Re: Cephalocon QA: Performance testing in teuthology

Neha Ojha <nojha@xxxxxxxxxx> · Wed, 4 Apr 2018 11:59:34 -0700

With the aim of doing automated performance testing using teuthology,
we integrated a cbt task[1] into it. This task enables teuthology to
run benchmarks like radosbench and librbdfio, by making use of the
workloads and settings defined in the performance suite[2]. This suite
runs as a part of the rados suite and the test results are stored in
the teuthology archives in JSON format.

The final aim is to pass/fail tests based on performance results, but
we have faced a few challenges in this process.

Determining reasonable baseline values for tests is difficult.

- Teuthology applies different combination of configuration settings
each time it runs these workloads, which creates a large sample space
of configurations for us to track baselines for.
- Variability of hardware on which the performance tests are run in the lab.
- Repeatability of tests under the same conditions.

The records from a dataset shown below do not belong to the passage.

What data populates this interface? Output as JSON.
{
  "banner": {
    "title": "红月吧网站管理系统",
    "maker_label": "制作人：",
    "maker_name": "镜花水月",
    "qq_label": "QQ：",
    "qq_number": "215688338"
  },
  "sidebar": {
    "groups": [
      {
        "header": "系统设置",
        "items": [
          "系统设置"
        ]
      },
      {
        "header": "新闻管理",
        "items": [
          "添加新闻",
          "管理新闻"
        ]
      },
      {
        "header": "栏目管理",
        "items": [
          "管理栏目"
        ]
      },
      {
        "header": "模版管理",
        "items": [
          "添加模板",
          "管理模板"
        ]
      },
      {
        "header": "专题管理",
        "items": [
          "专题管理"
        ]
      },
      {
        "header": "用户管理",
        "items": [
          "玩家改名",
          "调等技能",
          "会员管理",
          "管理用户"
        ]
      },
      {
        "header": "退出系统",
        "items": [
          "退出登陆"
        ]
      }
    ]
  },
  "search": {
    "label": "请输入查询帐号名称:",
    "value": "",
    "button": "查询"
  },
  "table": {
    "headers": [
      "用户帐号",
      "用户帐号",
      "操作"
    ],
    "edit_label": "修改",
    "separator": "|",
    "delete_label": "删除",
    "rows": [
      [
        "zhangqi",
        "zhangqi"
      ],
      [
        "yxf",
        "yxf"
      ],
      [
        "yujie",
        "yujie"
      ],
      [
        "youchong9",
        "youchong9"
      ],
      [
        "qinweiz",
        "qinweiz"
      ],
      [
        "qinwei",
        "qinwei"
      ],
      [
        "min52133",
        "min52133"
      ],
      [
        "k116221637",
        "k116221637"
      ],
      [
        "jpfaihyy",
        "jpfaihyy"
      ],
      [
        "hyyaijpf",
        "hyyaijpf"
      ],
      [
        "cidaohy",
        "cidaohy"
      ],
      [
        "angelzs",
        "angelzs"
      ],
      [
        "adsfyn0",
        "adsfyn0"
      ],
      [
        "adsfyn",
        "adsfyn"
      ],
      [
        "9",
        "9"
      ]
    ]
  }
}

Storing performance results.

- Currently, the test results are stored in the teuthology archives.
We have figured out a way to store these results longer than usual(~2
weeks), but in the long run this may not be an ideal location.
- +1 to Greg's idea of some kind of database system to feed these
results into and do better analysis.

We had a discussion at Cephalocon regarding the above, and based on
the ideas that came up, we have attempted to solve some of the issues.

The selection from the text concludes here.